Django + Elastic Search

Stumbled upon a blog about using Django and Elastic Search to find TED talks, I dive deep to understand in particular Elastic: what it is, how to run it, how to communicate with it.

There is an Elastic Stack, an ecosystem of different tools: Kibana, Logstash, Beats and Elasticsearch itself.

It allows you to send HTTP request, in our document searching, elasticsearch is used as shown below. It is not a SQL kind of search, more efficient, faster, communicates through RESTful API. In essence, Elasticsearch is NoSQL database. It stores data as JSON documents.

requests.post(NSS_URL,
data=json.dumps(post_data),
params=args

GET /tweets/doc/_search
{
“query”: {
“match”: {
“author”: “elon”
}
}
}
{
“took” : 5,
“timed_out” : false,
“_shards” : {
“total” : 5,
“successful” : 5,
“skipped” : 0,
“failed” : 0
},
“hits” : {
“total” : 3,
“max_score” : 0.2876821,
“hits” : [
{
“_index” : “tweets”,
“_type” : “doc”,
“_id” : “1”,
“_score” : 0.2876821,
“_source” : {
“author” : “Elon Musk”,
“text” : “This might be my finest work”,
“likes” : 43000
}
},
{
“_index” : “tweets”,
“_type” : “doc”,
“_id” : “2”,
“_score” : 0.18232156,
“_source” : {
“author” : “Elon Musk”,
“text” : “Thank you!”,
“likes” : 42000
}
},
{
“_index” : “tweets”,
“_type” : “doc”,
“_id” : “4”,
“_score” : 0.18232156,
“_source” : {
“author” : “Elon Musk”,
“text” : “@apirobotme your blog is the best blog about web development I have ever read. Thank you!”,
“likes” : 1000000
}
}
]
}
}

in the blog, the author tried to build a web app using Django for searching TED talks. ” The project will use PostgreSQL as a relational database, Elasticsearch and Django. The simplest way to set up everything is to use Docker. We have already used Docker previously when we run Elasticsearch in a container. But now we will have 3 containers. One for PostgreSQL, one for Elasticsearch and one for Django web application. “

What strikes me odd is that he still had to build a relational database to apply Elastic Search – doesn’t’ it defeats ElasticSearch’s own purpose or merits?

Inserting data into relational database, here is the models.py file in Django:

# talks/models.py
from django.db import models
class Talk(models.Model):
    name = models.CharField(max_length=200)
    description = models.TextField()
    speaker = models.CharField(max_length=200)
    url = models.URLField()
    number_of_views = models.PositiveIntegerField()
    transcript = models.TextField()
    def __str__(self):
        return self.name

After downloading TED talks csv data from kaggle, then define an Elasticsearch index and TalkDocument class.

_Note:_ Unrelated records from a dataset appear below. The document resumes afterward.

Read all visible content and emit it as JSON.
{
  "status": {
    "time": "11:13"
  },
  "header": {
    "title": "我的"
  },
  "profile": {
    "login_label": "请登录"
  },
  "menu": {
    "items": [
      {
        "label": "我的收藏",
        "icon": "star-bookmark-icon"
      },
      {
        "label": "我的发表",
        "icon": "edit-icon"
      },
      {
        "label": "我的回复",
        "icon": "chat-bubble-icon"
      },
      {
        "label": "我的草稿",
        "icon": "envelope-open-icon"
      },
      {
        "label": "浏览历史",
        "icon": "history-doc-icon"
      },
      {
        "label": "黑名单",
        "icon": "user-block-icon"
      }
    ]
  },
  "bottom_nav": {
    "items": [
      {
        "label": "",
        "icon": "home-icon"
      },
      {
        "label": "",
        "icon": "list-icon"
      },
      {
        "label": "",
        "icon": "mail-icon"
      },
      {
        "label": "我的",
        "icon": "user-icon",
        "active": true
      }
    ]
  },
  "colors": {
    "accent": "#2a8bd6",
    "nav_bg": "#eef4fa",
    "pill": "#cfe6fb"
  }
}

This class basically connects our relational database with Elasticsearch.

# talks/documents.py
from django_elasticsearch_dsl import DocType, Index
from .models import Talk
talks = Index('talks')
talks.settings(number_of_shards=1, number_of_replicas=0)
@talks.doc_type
class TalkDocument(DocType):
    class Meta:
        # The model associated with Elasticsearch document
        model = Talk
        # The fields of the model you want to be indexed
        # in Elasticsearch
        fields = (
            'name',
            'description',
            'speaker',
            'number_of_views',
            'transcript',
        )

Now create a function that searches for relevant talks:

# talks/search.py
from elasticsearch_dsl.query import Q, MultiMatch, SF
from .documents import TalkDocument
def get_search_query(phrase):
    query = Q(
        'function_score',
        query=MultiMatch(
            fields=['name', 'description', 'speaker', 'transcript'],
            query=phrase
        ),
        functions=[
            SF('field_value_factor', field='number_of_views')
        ]
    )
    return TalkDocument.search().query(query)
def search(phrase):
    return get_search_query(phrase).to_queryset()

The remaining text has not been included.